1. ‘Registering’ at a practice
‘I saw my dentist a few years ago and now they say they can’t see me on the NHS. Aren’t I registered?’
Dental practices are set up within the NHS in a completely different way to GP practices so there is no formal patient registration within dentistry.
A patient is only ‘registered’ with a practice while undergoing treatment. So, you are free to approach any NHS dentist for treatment at any time.
2. They only want to work with private patients
‘My dentist said they could not see me on the NHS but offered me a private consultation.’
There is no formal patient registration within dentistry – NHS dental practices are commissioned to deliver a number of Units of Dental Activity (UDA) which they spread out over the year.
The number of UDAs used per day will depend on the treatment needs of the patients who contact the practice, for example, simple treatments like fillings and extractions equate to 3 UDAs, more complex treatment like crowns and bridges: 12 UDAs.
Whilst NHS provision must be available across the practice’s contracted opening hours, demand for NHS treatment may be so great that on any given day, depending on demand and the treatment needs of the patients who contact them, they could have used up all their NHS appointments when a patient rings.
They may, therefore, offer a private option to patients as an alternative, as they will have separate NHS and private appointment books, with separate clinical staff time allocated accordingly.
In line with national guidance all dental practices are required to prioritise patients based on clinical need and urgency into their available NHS appointments – this is called Triage. It is therefore important when you contact the practice that you fully explain the nature of your dental problem so that a clinical assessment can be undertaken to determine how quickly you need to be seen.
3. They are not doing routine work such as check-ups or scale and polish on the NHS
‘It’s impossible to get a routine check-up despite the fact I’ve not had one for over a year.’
All practices are currently working to national standard operating procedures which means that they have to prioritise patients based on clinical need and urgency.
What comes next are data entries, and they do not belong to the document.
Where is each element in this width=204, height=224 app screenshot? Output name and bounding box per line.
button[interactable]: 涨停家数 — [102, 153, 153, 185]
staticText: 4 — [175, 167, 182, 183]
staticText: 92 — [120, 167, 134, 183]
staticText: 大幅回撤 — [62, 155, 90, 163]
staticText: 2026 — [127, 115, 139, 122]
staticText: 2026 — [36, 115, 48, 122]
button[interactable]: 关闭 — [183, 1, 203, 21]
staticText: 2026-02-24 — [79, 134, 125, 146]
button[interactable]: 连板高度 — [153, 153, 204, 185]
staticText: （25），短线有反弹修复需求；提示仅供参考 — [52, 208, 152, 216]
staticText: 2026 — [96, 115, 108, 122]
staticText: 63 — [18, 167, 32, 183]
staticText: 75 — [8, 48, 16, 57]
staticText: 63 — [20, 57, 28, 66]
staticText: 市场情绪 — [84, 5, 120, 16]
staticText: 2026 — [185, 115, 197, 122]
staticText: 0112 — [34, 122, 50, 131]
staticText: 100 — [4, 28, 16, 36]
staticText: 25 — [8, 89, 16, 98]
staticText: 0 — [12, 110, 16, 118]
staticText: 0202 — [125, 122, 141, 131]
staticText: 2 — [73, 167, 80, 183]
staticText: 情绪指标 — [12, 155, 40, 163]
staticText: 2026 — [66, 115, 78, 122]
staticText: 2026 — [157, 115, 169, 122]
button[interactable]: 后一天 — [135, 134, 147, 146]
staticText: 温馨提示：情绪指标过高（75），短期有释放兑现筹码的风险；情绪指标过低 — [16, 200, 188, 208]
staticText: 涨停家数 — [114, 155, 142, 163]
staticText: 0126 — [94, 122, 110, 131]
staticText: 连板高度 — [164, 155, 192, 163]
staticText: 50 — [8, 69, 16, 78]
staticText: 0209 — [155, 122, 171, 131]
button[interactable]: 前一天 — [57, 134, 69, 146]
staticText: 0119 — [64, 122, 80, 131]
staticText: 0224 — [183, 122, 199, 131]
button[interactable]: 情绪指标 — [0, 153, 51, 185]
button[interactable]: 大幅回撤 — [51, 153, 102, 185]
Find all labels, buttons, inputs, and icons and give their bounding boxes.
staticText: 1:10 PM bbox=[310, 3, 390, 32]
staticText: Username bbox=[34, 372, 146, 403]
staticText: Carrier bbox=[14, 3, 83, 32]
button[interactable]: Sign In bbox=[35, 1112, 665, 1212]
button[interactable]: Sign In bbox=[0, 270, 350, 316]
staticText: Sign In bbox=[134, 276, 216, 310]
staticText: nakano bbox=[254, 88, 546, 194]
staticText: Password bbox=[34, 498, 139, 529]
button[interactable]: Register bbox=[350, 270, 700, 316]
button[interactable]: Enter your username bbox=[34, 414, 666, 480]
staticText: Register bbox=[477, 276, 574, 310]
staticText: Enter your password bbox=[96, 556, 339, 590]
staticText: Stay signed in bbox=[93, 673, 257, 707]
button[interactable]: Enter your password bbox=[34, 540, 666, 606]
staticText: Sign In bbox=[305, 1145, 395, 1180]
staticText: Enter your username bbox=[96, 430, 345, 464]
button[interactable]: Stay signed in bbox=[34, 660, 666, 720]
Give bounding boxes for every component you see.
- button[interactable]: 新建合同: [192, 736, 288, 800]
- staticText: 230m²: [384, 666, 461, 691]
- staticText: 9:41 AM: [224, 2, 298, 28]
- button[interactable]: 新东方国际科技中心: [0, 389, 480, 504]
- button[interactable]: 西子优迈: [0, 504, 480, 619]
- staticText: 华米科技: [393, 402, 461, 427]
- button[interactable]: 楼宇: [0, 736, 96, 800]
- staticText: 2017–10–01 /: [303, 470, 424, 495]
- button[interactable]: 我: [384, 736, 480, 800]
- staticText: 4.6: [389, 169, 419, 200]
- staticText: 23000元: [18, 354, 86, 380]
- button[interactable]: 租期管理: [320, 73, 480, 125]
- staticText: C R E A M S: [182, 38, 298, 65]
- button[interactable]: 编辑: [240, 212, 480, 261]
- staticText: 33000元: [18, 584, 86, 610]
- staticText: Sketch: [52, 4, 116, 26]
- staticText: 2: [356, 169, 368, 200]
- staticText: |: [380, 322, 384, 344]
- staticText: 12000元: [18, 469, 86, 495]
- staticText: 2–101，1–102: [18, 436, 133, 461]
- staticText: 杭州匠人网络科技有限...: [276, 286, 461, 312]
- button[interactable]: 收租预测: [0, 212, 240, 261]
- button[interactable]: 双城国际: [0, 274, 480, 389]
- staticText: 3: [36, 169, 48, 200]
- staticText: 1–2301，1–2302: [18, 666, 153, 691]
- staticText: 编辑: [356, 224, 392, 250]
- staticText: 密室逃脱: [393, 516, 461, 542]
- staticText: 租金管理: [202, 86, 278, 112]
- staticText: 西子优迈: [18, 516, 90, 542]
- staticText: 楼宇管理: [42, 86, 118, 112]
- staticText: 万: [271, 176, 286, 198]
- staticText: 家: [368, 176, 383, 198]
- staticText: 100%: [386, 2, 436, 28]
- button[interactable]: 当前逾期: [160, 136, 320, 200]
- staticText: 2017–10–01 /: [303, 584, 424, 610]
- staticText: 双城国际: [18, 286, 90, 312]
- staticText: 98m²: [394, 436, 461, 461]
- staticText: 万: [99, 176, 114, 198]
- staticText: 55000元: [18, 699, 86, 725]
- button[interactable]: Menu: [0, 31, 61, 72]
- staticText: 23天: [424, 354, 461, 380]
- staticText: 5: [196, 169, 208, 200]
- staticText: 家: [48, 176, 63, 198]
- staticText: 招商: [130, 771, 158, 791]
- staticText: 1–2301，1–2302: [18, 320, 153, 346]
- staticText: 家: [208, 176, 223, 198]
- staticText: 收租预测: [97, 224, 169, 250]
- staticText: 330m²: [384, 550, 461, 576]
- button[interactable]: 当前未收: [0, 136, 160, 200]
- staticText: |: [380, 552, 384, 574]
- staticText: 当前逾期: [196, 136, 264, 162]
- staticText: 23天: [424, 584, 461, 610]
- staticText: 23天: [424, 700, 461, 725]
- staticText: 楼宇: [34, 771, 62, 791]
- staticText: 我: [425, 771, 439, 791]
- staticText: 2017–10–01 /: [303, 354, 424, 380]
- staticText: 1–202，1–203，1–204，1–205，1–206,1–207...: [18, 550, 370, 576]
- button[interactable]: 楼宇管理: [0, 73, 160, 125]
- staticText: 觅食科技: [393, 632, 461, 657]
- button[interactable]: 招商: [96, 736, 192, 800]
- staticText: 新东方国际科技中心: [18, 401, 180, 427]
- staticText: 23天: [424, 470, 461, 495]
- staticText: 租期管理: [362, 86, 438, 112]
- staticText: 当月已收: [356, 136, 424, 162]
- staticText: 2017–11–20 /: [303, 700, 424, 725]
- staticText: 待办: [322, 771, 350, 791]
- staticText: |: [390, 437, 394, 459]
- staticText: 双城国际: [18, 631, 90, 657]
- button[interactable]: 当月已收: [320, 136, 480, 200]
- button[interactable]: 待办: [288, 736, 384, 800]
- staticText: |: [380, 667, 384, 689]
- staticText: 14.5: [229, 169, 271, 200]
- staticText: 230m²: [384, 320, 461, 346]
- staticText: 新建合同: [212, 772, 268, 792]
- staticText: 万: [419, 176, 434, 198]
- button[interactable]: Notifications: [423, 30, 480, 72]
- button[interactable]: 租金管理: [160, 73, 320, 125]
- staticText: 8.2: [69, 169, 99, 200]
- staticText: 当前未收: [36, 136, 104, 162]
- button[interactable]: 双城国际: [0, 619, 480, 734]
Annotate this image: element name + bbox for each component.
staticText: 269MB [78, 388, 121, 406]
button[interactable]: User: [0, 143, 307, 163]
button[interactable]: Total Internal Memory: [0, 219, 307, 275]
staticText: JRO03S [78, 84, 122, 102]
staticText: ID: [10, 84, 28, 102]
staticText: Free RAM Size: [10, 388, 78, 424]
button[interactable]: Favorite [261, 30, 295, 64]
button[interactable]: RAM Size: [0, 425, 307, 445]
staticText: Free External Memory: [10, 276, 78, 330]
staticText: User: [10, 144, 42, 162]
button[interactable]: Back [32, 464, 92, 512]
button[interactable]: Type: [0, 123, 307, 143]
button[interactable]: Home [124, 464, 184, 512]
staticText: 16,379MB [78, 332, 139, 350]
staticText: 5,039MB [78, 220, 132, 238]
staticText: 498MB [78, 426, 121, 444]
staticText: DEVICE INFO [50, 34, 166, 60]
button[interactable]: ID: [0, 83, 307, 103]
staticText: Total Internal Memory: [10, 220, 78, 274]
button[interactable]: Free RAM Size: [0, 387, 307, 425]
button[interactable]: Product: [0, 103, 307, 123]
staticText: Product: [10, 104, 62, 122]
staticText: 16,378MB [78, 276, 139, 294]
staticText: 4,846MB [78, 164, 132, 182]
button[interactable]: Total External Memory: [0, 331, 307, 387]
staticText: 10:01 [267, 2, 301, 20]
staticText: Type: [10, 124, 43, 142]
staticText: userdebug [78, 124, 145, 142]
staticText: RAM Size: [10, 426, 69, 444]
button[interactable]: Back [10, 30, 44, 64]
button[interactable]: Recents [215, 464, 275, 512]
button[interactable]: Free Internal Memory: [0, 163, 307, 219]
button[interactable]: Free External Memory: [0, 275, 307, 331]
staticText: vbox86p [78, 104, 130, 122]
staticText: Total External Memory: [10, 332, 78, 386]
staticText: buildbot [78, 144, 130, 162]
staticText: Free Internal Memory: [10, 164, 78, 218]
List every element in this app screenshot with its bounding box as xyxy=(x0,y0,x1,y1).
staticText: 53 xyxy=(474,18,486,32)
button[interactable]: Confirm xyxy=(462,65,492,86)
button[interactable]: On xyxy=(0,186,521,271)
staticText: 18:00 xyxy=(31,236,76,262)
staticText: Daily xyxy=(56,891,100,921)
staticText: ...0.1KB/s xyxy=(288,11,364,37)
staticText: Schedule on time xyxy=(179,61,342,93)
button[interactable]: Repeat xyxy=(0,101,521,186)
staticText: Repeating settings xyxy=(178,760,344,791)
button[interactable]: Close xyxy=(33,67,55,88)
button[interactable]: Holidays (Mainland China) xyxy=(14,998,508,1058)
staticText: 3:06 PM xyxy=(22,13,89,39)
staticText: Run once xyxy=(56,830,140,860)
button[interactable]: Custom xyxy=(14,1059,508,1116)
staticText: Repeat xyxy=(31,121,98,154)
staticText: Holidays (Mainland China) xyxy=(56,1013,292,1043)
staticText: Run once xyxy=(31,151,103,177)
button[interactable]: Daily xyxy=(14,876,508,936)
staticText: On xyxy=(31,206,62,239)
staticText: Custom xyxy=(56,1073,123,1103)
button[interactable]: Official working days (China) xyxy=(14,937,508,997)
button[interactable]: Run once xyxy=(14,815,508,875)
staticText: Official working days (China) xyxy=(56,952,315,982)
Therefore, their ability to take on patients for routine treatment such as check-ups is likely to be limited with the reduced capacity they are able to deliver, because of infection prevention control guidance.
However, if you have healthy teeth and gums, a routine check-up may not be needed for up to two years between appointments.
4. They are not doing emergency appointments.
‘I broke my tooth, but my dentist wouldn’t take me as an emergency appointment to fix it.’
Lost fillings, crowns or bridges, broken teeth or braces are not usually deemed to be clinically urgent, which means you may need to wait a little longer for an appointment.
Access to NHS urgent dental appointments is based on an individual clinical assessment of need. It is therefore important that you fully explain the nature of your dental problem to the practice or NHS 111 when you call, so they can correctly triage you.
If you have any further concerns about a dental service in your area, please visit the dental section of the NHS website where you can find further advice and an official complaints procedure.